Researchers Show Aspirin Boosts Production of an Anti-Inflammatory That Inhibits Tumor Growth

Jacqueline Mitchell (BIDMC Communications) 617-667-7306, jsmitche@bidmc.harvard.edu

MARCH 12, 2019

The naturally occurring resolvins enhance the immune system’s ability to clear the body of tumor cells

BOSTON – About half of all Americans 45 years and older and older take a low dose of aspirin daily either to reduce the risk of a second heart attack or stroke or prevent a first one, a practice dating back to the 1940s. Since then, strong epidemiological evidence has also suggested that a daily dose of aspirin, an anti-inflammatory drug, may reduce the risk of cancer by up to 30 percent. However, daily aspirin also increases the risk of bleeding, limiting its use as a cancer preventing medication.

In a new study published this week in the Proceedings of the National Academy of Sciences, scientists led by Dipak Panigrahy, MD, of the Cancer Center at Beth Israel Deaconess Medical Center (BIDMC) and Charles N. Serhan, PhD, DSc, director of the Center of Experimental Therapeutics and a member of the Department of Anesthesiology, Perioperative and Pain Medicine at Brigham and Women’s Hospital, demonstrate a unique new mechanism by which aspirin inhibits cancer.

Working with multiple preclinical cancer models, the team demonstrated that aspirin both blocks production of compounds that promote inflammation and triggers the production of naturally occurring anti-inflammatory factors produced by the human body called resolvins.

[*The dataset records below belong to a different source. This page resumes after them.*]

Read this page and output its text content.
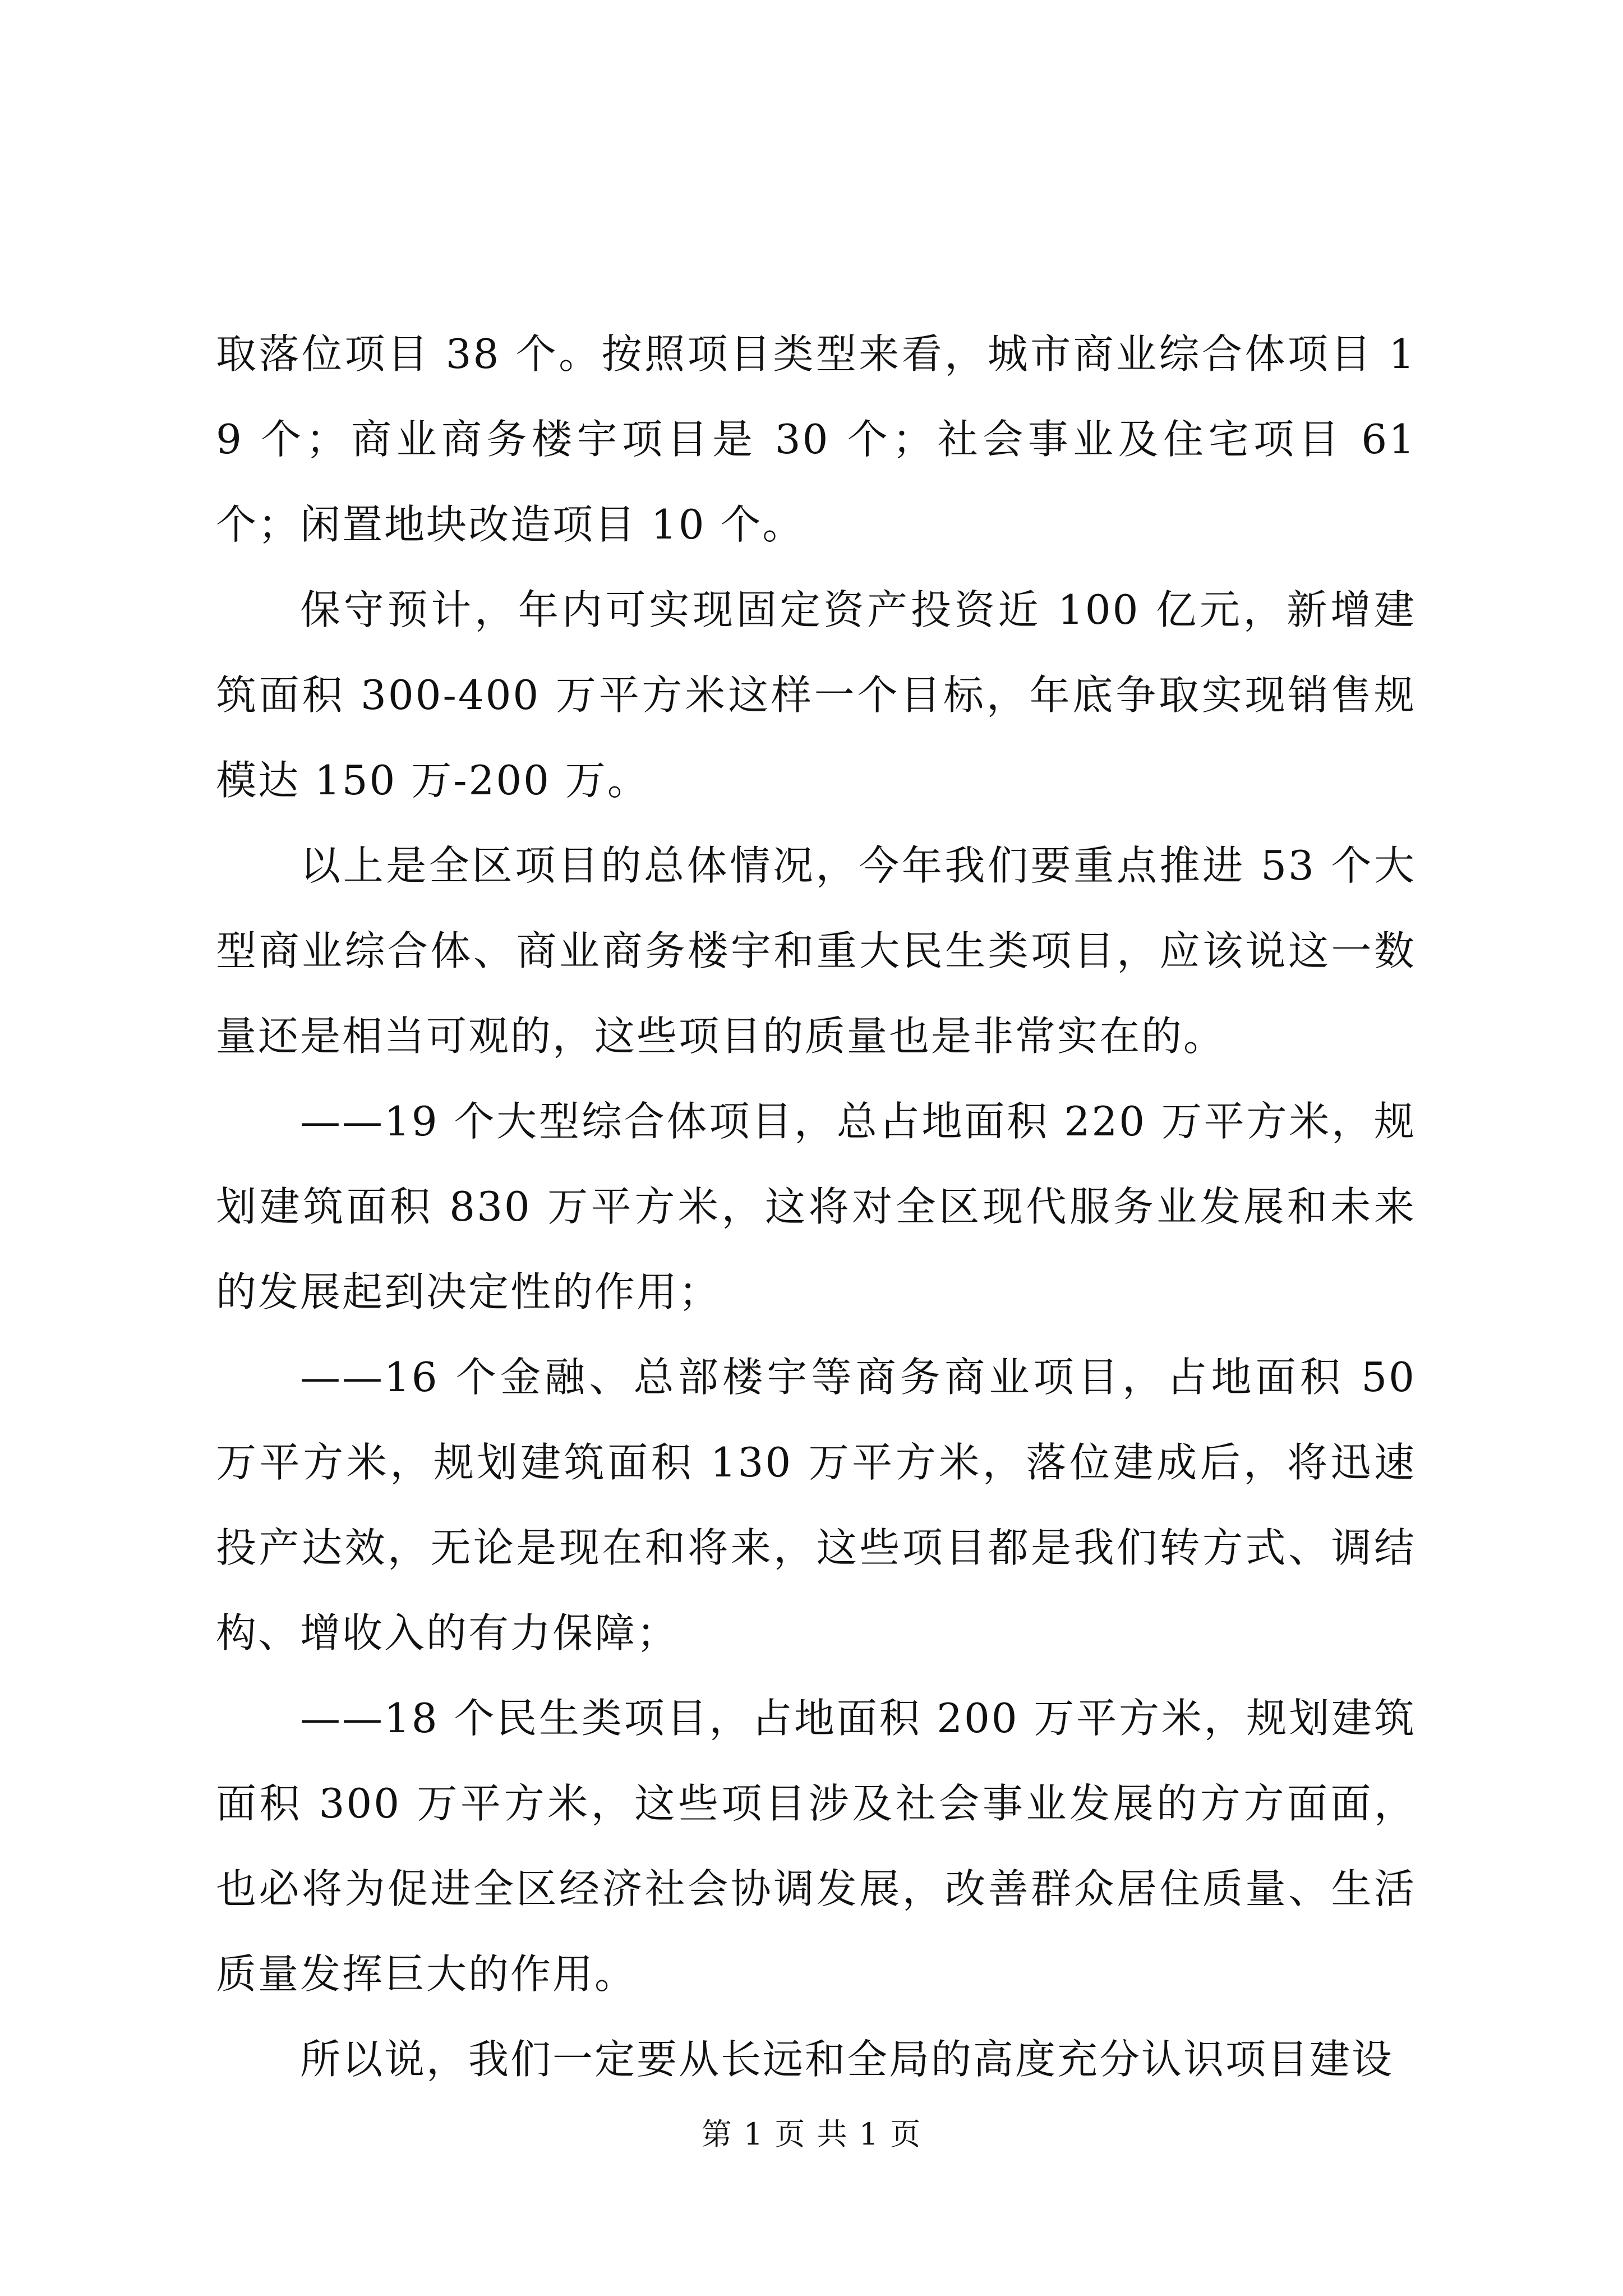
取落位项目 38 个。按照项目类型来看，城市商业综合体项目 19 个；商业商务楼宇项目是 30 个；社会事业及住宅项目 61 个；闲置地块改造项目 10 个。

保守预计，年内可实现固定资产投资近 100 亿元，新增建筑面积 300-400 万平方米这样一个目标，年底争取实现销售规模达 150 万-200 万。

以上是全区项目的总体情况，今年我们要重点推进 53 个大型商业综合体、商业商务楼宇和重大民生类项目，应该说这一数量还是相当可观的，这些项目的质量也是非常实在的。

——19 个大型综合体项目，总占地面积 220 万平方米，规划建筑面积 830 万平方米，这将对全区现代服务业发展和未来的发展起到决定性的作用；

——16 个金融、总部楼宇等商务商业项目，占地面积 50 万平方米，规划建筑面积 130 万平方米，落位建成后，将迅速投产达效，无论是现在和将来，这些项目都是我们转方式、调结构、增收入的有力保障；

——18 个民生类项目，占地面积 200 万平方米，规划建筑面积 300 万平方米，这些项目涉及社会事业发展的方方面面，也必将为促进全区经济社会协调发展，改善群众居住质量、生活质量发挥巨大的作用。

所以说，我们一定要从长远和全局的高度充分认识项目建设

第 1 页 共 1 页
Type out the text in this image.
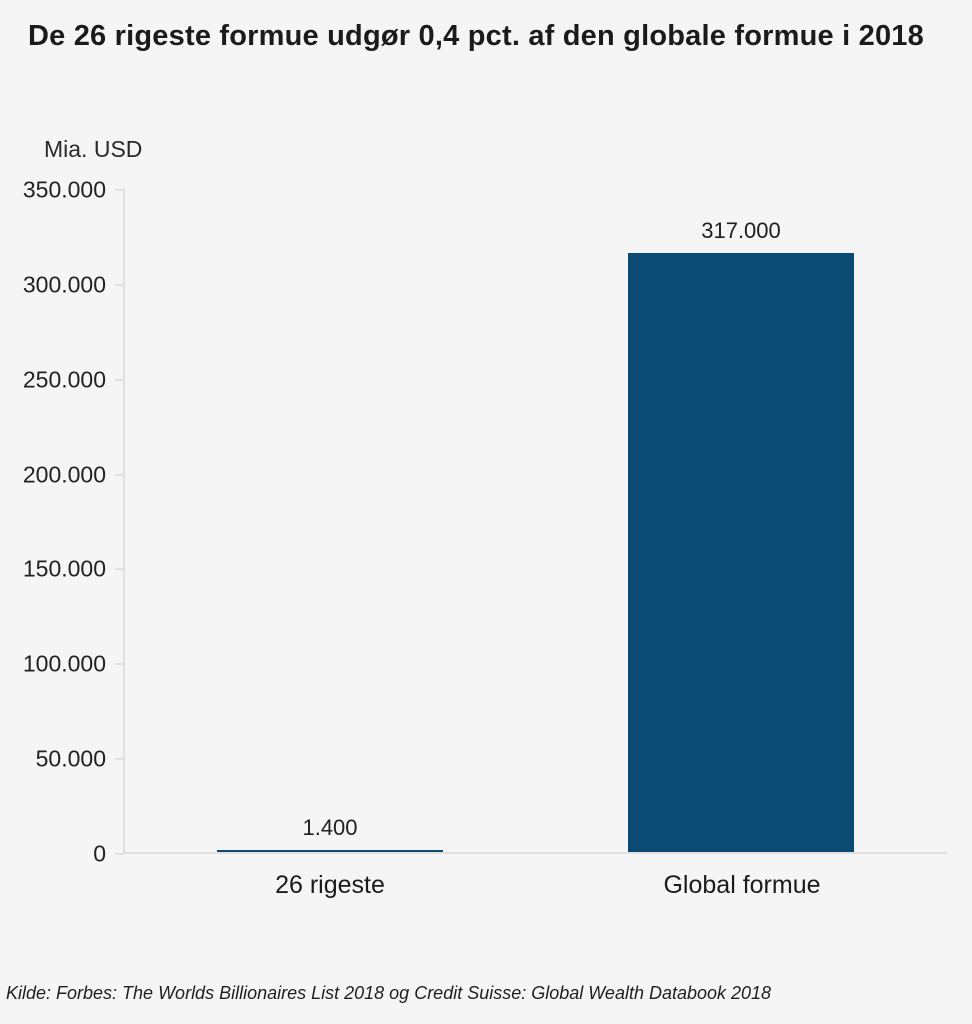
De 26 rigeste formue udgør 0,4 pct. af den globale formue i 2018
Mia. USD
0
50.000
100.000
150.000
200.000
250.000
300.000
350.000
1.400
317.000
26 rigeste	Global formue
Kilde: Forbes: The Worlds Billionaires List 2018 og Credit Suisse: Global Wealth Databook 2018
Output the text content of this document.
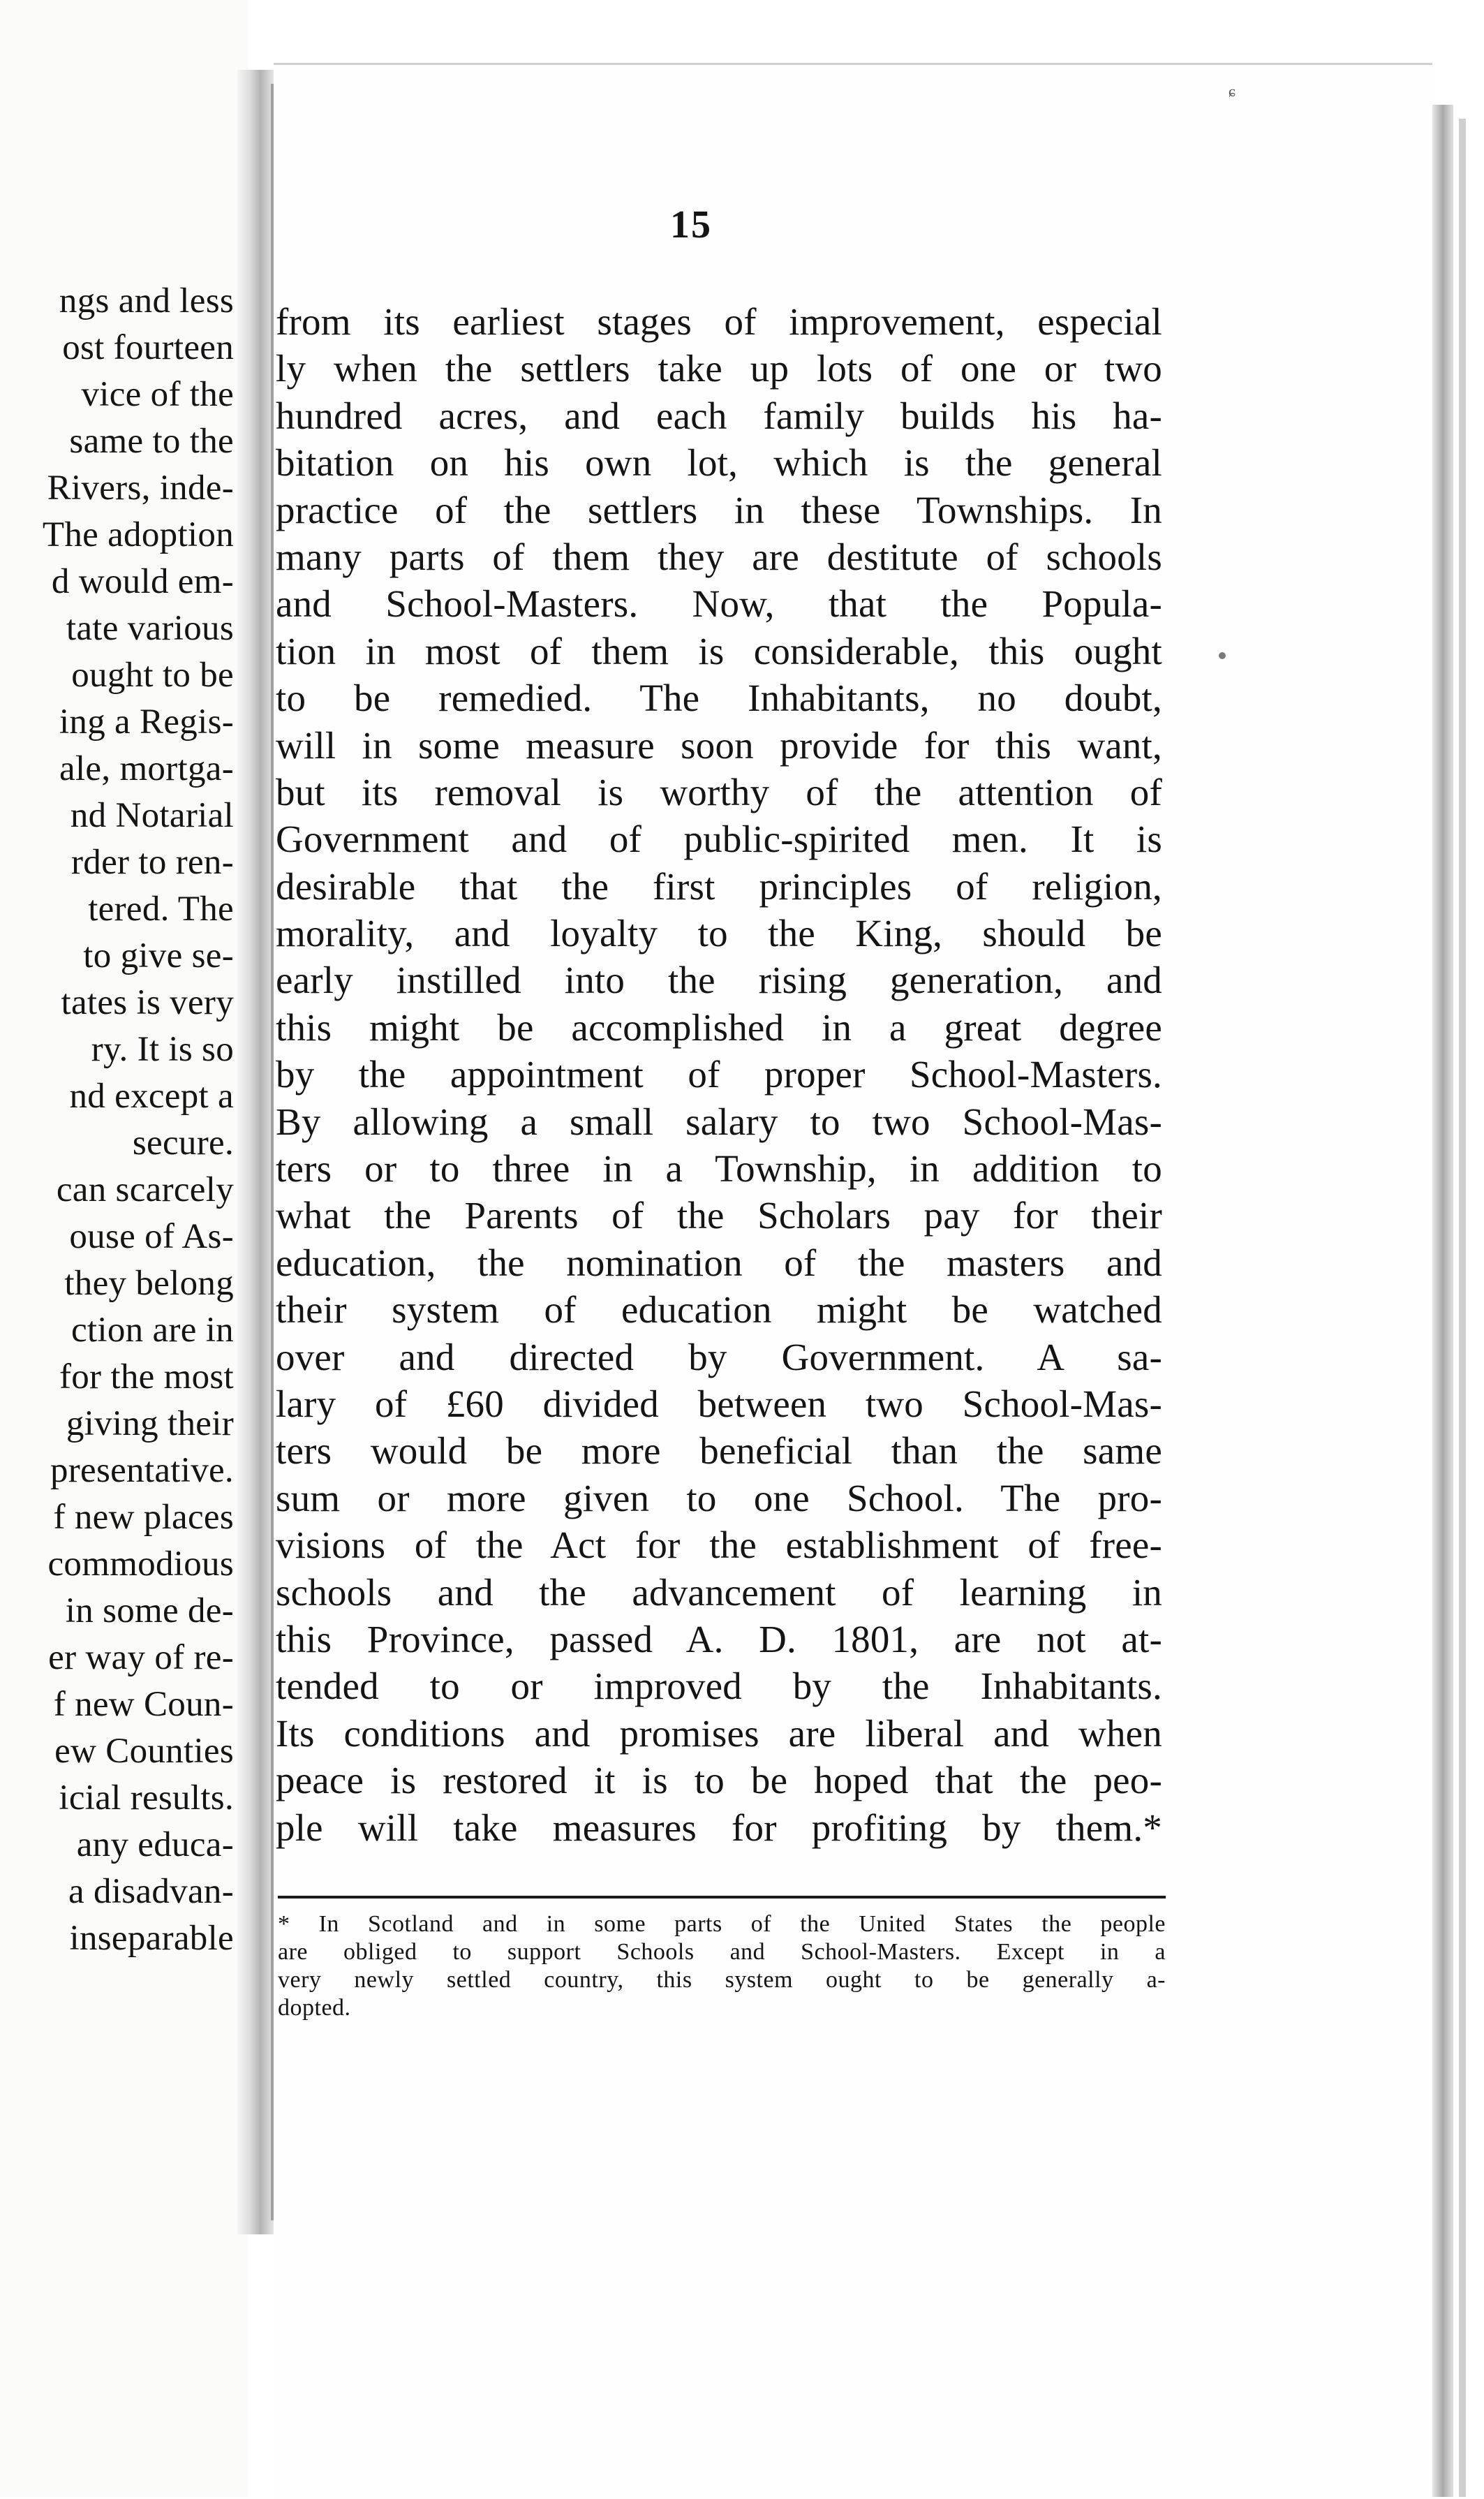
ngs and less
ost fourteen
vice of the
same to the
Rivers, inde-
The adoption
d would em-
tate various
ought to be
ing a Regis-
ale, mortga-
nd Notarial
rder to ren-
tered. The
to give se-
tates is very
ry. It is so
nd except a
secure.
can scarcely
ouse of As-
they belong
ction are in
for the most
giving their
presentative.
f new places
commodious
in some de-
er way of re-
f new Coun-
ew Counties
icial results.
any educa-
a disadvan-
inseparable
ɕ
15
from its earliest stages of improvement, especial
ly when the settlers take up lots of one or two
hundred acres, and each family builds his ha-
bitation on his own lot, which is the general
practice of the settlers in these Townships. In
many parts of them they are destitute of schools
and School-Masters. Now, that the Popula-
tion in most of them is considerable, this ought
to be remedied. The Inhabitants, no doubt,
will in some measure soon provide for this want,
but its removal is worthy of the attention of
Government and of public-spirited men. It is
desirable that the first principles of religion,
morality, and loyalty to the King, should be
early instilled into the rising generation, and
this might be accomplished in a great degree
by the appointment of proper School-Masters.
By allowing a small salary to two School-Mas-
ters or to three in a Township, in addition to
what the Parents of the Scholars pay for their
education, the nomination of the masters and
their system of education might be watched
over and directed by Government. A sa-
lary of £60 divided between two School-Mas-
ters would be more beneficial than the same
sum or more given to one School. The pro-
visions of the Act for the establishment of free-
schools and the advancement of learning in
this Province, passed A. D. 1801, are not at-
tended to or improved by the Inhabitants.
Its conditions and promises are liberal and when
peace is restored it is to be hoped that the peo-
ple will take measures for profiting by them.*
* In Scotland and in some parts of the United States the people
are obliged to support Schools and School-Masters. Except in a
very newly settled country, this system ought to be generally a-
dopted.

Resolvins were first discovered by co-corresponding author Serhan and colleagues at the Brigham in 2002.

In  study, aspirin-triggered resolvins inhibited primary tumor growth by enhancing the immune system’s ability to clear the body of tumor cell debris. (In a 2017 study, Panigrahy, Serhan and colleagues showed that debris from cancer cells killed by chemotherapy can promote new tumor growth.) When the scientists treated the tumor-bearing mice with aspirin-triggered resolvins alone in the absence of aspirin, they found it inhibited primary tumor growth in a variety of tumor types and at low concentrations.

“We were surprised at the potency of the aspirin-triggered resolvins in blocking tumor growth – they exhibited anti-tumor activity at much lower concentrations than aspirin in preclinical models,” said Panigrahy, who is also Assistant Professor in the Department of Pathology at Harvard Medical School. “These results have pivotal implications for cancer therapy and chemoprevention. Aspirin-triggered resolvins may be harnessed to mimic aspirin’s potent anti-tumor activity without running the risk of aspirin-related toxicity.”

“These are exciting results with potential implications for care and treatment,” said Serhan. “As our understanding of resolvins deepens, novel functions and applications are emerging that will merit clinical investigation.”

In addition to Panigrahy and Serhan, authors include co-lead authors Molly M. Gilligan and Allison Gartung; and, Megan L. Sulciner, of Beth Israel Deaconess Medical Center; Paul C Norris, of Brigham and Women’s Hospital; Vikas P. Sukhatme of Emory University School of Medicine; Diane R. Bielenberg, of Boston Children’s Hospital; Sui Huang, of Institute for Systems Biology; and, Mark W. Kieran, of Dana-Farber Cancer Institute (currently at Bristol-Myers Squibb).

This work was supported by the National Cancer Institute (R01 01CA170549, R0CA 148633, 5P01 GM095467); the Credit Unions Kids at Heart Team; the Stop and Shop Pediatric Brain Tumor Fund; Alex’s Lemonade Stand; Molly’s Magic Wand for Pediatric Brain Tumors; the Markoff Foundation Art-in-Giving Foundation; the Kamen Foundation; Jared Branfman Sunflowers for Life; and the Joe Andruzzi Foundation.

About Beth Israel Deaconess Medical Center

Beth Israel Deaconess Medical Center is a leading academic medical center, where extraordinary care is supported by high-quality education and research. BIDMC is a teaching affiliate of Harvard Medical School, and consistently ranks as a national leader among independent hospitals in National Institutes of Health funding. BIDMC is the official hospital of the Boston Red Sox.

Beth Israel Deaconess Medical Center is a part of Beth Israel Lahey Health, a health care system that brings together academic medical centers and teaching hospitals, community and specialty hospitals, more than 4,700 physicians and 39,000 employees in a shared mission to expand access to great care and advance the science and practice of medicine through groundbreaking research and education.